El PSOE, por su parte, reclama una moratoria total hasta aprobar una normativa autonómica clara (en seis meses). Esta norma debería exigir distancias mínimas de 3,5 km respecto a zonas habitadas, estudios previos obligatorios, límites estrictos a los olores ( no se podrán superar las 15 unidades de olor/m³) y mecanismos de participación ciudadana y control ambiental reforzado. La moción socialista plantea que todos los proyectos deberán presentar estudios económicos, ambientales y sociales ajustados a la normativa europea.
Ambos grupos denuncian que este desarrollo se produce en un vacío normativo total, sin límites a la contaminación odorífera ni distancias mínimas a viviendas, lo que está provocando una oleada de movilizaciones vecinales en varios municipios.
El problema no es el biogás en sí, sino cómo y para qué se está implantando.
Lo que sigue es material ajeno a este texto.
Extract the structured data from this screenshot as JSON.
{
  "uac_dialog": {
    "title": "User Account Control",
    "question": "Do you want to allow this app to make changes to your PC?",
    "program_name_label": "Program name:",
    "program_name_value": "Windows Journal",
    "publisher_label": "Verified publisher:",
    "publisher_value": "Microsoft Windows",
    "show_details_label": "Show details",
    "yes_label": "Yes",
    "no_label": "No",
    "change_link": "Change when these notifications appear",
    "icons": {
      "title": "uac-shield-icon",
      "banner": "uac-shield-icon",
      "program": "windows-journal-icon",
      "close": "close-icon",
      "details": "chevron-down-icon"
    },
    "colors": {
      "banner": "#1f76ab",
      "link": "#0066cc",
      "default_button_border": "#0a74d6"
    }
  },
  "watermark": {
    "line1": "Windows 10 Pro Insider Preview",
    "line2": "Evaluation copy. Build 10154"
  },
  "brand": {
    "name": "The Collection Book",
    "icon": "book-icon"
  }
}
En teoría, se trata de una energía renovable basada en la fermentación de residuos orgánicos. En la práctica, los proyectos que se están tramitando en la Región de Murcia poco tienen que ver con la economía circular o la sostenibilidad. Son megaplantas que pueden tratar cientos de miles de toneladas al año de deyecciones ganaderas y residuos orgánicos procedentes de fuera de la Región.
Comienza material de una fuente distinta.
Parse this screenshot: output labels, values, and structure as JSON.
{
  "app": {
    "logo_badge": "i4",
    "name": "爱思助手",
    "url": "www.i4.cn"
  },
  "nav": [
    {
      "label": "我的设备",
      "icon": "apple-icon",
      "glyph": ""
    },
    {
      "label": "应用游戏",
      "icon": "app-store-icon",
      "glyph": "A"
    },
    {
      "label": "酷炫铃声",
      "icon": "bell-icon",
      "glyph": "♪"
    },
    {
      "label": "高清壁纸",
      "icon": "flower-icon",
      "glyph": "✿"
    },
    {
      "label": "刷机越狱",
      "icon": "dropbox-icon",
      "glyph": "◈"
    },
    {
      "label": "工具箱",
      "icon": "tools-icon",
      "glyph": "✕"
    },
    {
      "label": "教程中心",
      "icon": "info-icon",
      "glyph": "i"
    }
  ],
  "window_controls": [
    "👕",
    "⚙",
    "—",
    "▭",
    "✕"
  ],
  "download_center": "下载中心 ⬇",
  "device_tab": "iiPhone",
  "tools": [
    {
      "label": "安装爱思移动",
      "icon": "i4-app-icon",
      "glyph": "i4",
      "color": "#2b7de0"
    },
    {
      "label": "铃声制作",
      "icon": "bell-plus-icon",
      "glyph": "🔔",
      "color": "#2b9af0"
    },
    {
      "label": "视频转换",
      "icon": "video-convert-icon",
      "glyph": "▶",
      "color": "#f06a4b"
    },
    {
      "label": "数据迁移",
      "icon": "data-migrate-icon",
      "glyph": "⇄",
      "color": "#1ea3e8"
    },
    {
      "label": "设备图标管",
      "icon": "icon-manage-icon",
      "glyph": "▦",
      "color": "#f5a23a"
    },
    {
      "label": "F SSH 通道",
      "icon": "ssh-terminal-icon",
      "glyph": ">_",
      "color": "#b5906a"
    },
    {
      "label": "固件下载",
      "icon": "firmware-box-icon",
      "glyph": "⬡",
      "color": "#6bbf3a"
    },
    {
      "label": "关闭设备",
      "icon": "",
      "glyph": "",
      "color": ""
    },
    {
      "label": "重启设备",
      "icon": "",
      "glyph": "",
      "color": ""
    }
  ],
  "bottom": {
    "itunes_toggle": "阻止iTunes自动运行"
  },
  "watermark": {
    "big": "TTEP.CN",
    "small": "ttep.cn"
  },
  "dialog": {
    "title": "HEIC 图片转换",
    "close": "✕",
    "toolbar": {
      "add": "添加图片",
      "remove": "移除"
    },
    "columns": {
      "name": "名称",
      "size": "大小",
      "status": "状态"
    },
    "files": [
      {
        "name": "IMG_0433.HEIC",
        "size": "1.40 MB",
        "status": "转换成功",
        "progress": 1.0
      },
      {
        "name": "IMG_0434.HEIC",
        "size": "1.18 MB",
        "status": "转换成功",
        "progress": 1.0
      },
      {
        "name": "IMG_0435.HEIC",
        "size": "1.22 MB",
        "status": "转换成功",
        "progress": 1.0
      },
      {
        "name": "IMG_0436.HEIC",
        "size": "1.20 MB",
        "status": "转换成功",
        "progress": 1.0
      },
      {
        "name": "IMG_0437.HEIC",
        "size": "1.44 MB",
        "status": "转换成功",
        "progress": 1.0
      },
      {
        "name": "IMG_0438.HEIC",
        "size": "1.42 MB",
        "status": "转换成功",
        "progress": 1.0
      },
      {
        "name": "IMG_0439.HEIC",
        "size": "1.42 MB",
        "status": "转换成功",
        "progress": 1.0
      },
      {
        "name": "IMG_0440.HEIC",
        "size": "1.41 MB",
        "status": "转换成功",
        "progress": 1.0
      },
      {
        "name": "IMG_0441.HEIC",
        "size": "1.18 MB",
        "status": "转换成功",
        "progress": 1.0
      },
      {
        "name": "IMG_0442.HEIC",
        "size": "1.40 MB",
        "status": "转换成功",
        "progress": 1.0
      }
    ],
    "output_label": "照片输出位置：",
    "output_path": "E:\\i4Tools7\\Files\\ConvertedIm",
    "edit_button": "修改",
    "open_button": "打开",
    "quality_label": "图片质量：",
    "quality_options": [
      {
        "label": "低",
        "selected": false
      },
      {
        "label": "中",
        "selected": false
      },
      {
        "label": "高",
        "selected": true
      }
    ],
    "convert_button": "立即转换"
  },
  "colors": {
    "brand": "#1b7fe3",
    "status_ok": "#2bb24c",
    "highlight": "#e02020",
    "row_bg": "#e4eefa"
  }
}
Por ejemplo, la planta de Gesalor en Lorca anuncia una capacidad para procesar 2 millones de metros cúbicos de purín al año, lo que según la propia moción de Podemos “provocará un nuevo boom de macrogranjas” para alimentar la demanda de residuos. En Las Torres de Cotillas, Enagás proyecta una planta que superará las 520.000 toneladas al año, y en Mula, Verdalia Energy tramita otras dos plantas a gran escala. La lista se extiende por todo el mapa murciano: San Javier, Molina de Segura, Santomera, Fuente Álamo, Baños y Mendigo y suma ya veinte proyectos en marcha.
“La Región está en peligro de convertirse en un estercolero: un polo receptor de purines y residuos orgánicos de toda España. Lo que se plantea es una reconversión encubierta del modelo agrícola y ganadero, en beneficio de unos pocos y a costa de la salud y la vida de todos”, denuncia Marín en su propuesta.
La indignación vecinal crece
Este sábado 31 de mayo más de 300 personas se concentraron frente a San Esteban y reivindicaron una moratoria de los proyectos en la Región de Murcia.
Plataformas ciudadanas de Lorca, Fuente Álamo, Mar Menor, Mula, Molina de Segura, Santomera y Las Torres de Cotillas se unieron a la primera gran movilización estatal contra las macroplantas de biogás y biometano, convocada de forma simultánea en medio centenar de ciudades españolas.
Bajo el lema “Ni en tu pueblo ni en el mío”, miles de personas salieron a las calles en toda España denunciando un modelo energético que, según los convocantes, “devasta el medio rural, degrada el territorio y pone en riesgo la salud de las personas”.
Uno de los principales argumentos de los opositores es la naturaleza de los residuos que procesan estas instalaciones: purines, lodos de depuradora y restos de matadero, entre otros. “En lugar de reducir el residuo, se genera más, porque las macroplantas vienen acompañadas de más macrogranjas”, ha advertido Zorionak Meneses, portavoz de la plataforma Stop Biogás de Mula y médica de familia. A su juicio, este modelo energético tiene consecuencias directas sobre la salud pública, sobre todo en las zonas rurales y periféricas.
Las plataformas ya han anunciado una nueva concentración el próximo martes 3 de junio, esta vez con una convocatoria dirigida específicamente al Gobierno autonómico, al que acusan de “mirar hacia otro lado”.